We went to Daadi’s room in the evening. Naseem was sitting on the carpet and peeling raw vegetables into the perforated steel bowl. Daadi and Chhoti were sitting on the sofa and watching the Indian actress, now retired, who was presently being interviewed on the Indian channel in
Behind the Scenes
, a program in which the reminiscences of showbiz personalities were interspersed with songs and dialogues from their films.
Daadi was repeating the words of the song on TV.
Chhoti was watching her and slapping her knee.
“Oi hoi,” said Daadi, laughing.
“Too much,” said Chhoti, “too much.”
Naseem was amused to see that it had caused such a sensation.
“At least you are young,” said Daadi. “At my age these things are adventures.”

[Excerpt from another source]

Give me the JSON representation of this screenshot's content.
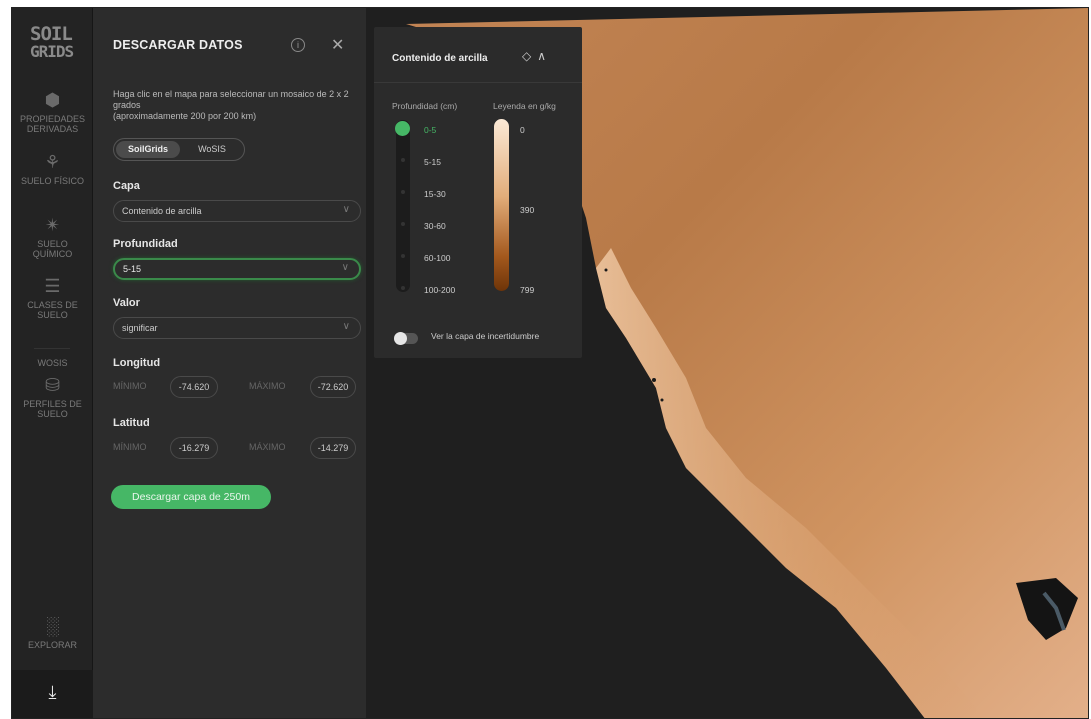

“Your age,” said Chhoti, “is nothing.” And she gave the example of her three sisters-in-law. “Their teeth are going,” she said. “But their hearts are still beating.”
Daadi was captivated.
Chhoti said, “And with cooks and drivers.”
Daadi said, “It cannot be.”
Chhoti closed her eyes and sealed her mouth, then opened them and said, “Some women are like that. They cannot be contained by God or man.” And she touched her earlobes in the gesture for repentance.